The common theistic response to this dilemma is to claim that God can command what is moral because it is consistent with his own moral nature. With this distinction theists may claim victory and say that at the very least they’ve shown it to be a false dichotomy, by presenting a 3rd option; but the problem may still remain. Let’s take a closer look at this response. Wilson makes the argument, “That if it is even possible that there is a (P3), then the Euthyphro dilemma is a false dilemma.”

“God’s nature, aka his essential properties, is the standard of Goodness”.

– Aaron Wilson (Epydemic2020)

What Wilson is saying here is that God can command moral acts because it is consistent/essential to his own moral nature, so let’s address this assertion. Because does this actually escape the dilemma and is (P3) even a valid option. To be frank no, (P3) is not a valid option. What Wilson has really done here, as well as many other theists, is to commit was is known as a ‘fallacy of suppressed-correlative‘. A fallacy of suppressed-correlative is committed when given a dichotomy of X or Y one makes a definitional argument to which includes both X & Y, thereby avoiding any mutually exclusive option from being made. It can be likened to the Nordic based fallacy called Loki’s wager. The theistic response of God commanding what is moral because it is consistent with his moral nature, is really just (P1) and (P2) thrown together. So in this sense a God both commands and is the embodiment of moral acts. Besides being fallacious this so called (P3) has many other problems. Firstly, if God commands what is moral because he is moral, by his very nature, then this just reaffirms the same problem of how we judge moral claims. Remember the first proposition (P1), an action is good because it is good. To say that God can command what is moral because he acts morally would mean that moral acts are still the basis in how we judge moral claims. A good follow up question to the (P3) response would be, well how do you know that God is moral? The answer is obvious of course because God acts morally, right? Again, we’ve swung right back around to (P1). We can go on and on with this reasoning, but the theist has inadvertently fallen into a linguistic trap.
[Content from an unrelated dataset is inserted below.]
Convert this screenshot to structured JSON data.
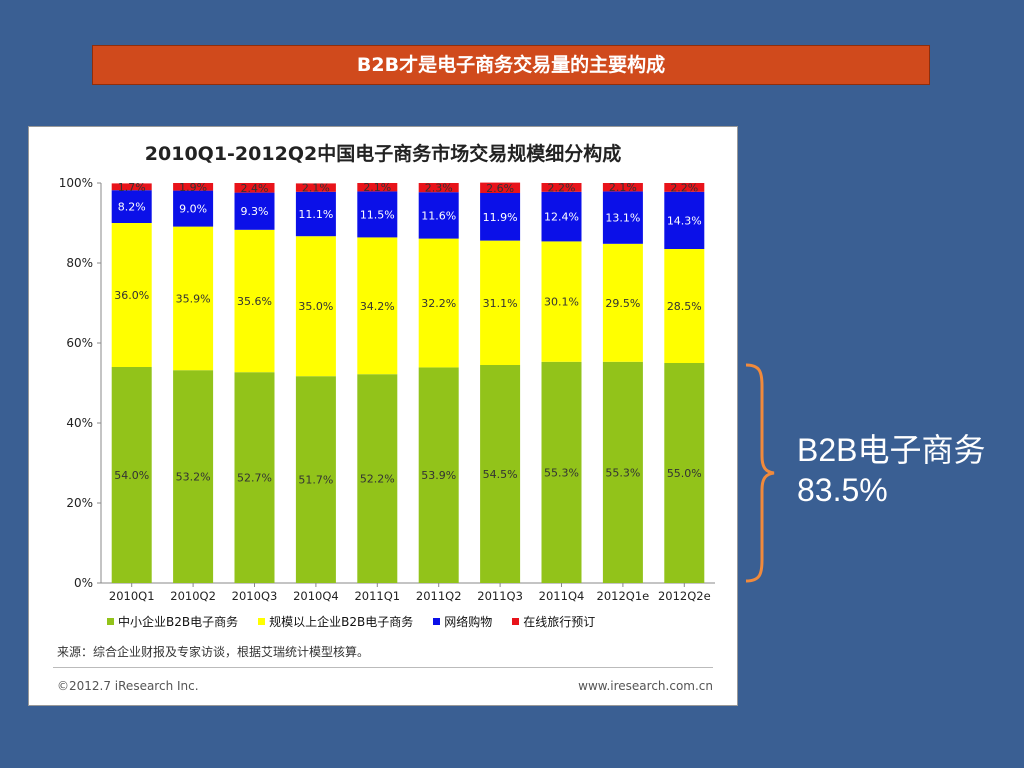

Secondly, even if we try and avert the problem by making an entirely new claim by including both proposition (P1) & (P2) together, the problem of (P1) still remains. If a Gods ‘nature’ is to mean that it is consistent with moral acts, then moral acts are still inherently good in and of themselves, God is simply consistent with them. A theist may attempt to salvage the argument by obfuscating the use of the term “nature” and its inherent meaning. As if to say, “it is not how God acts but what God is.” This clever use of semantics, however, just creates more problems for the theistic metaphysical worldview. Because we would then ask them to describe Gods moral nature? And if they even try to use terms like virtue and moral characteristics then they’ve again fallen right back into proposition one (P1), or the problem of (P1), normative acts being the basis of how we judge moral claims.

To summarize what we’ve discussed here we have demonstrated that this so called 3rd option (P3) is not a valid response. The true nature of this argument is in its evasiveness. To equivocate by the use of the terms included in (P1) and (P3), doesn’t make it a valid 3rd option. The justification presented for this other option can easily be dismissed by its adherence to (P1). Normative acts remain the justification for moral standards, whether it’s caused by Gods essential nature or commanded by it. In either case the Euthyphro dilemma remains a true dilemma. What the theists have presented here is a smokescreen to avoid validating its conclusions. Nobody should be fooled by this non-response, anyone who still uses it must acknowledge that they haven’t escaped Euthyphro’s Dilemma at all; they’ve simply reworded it.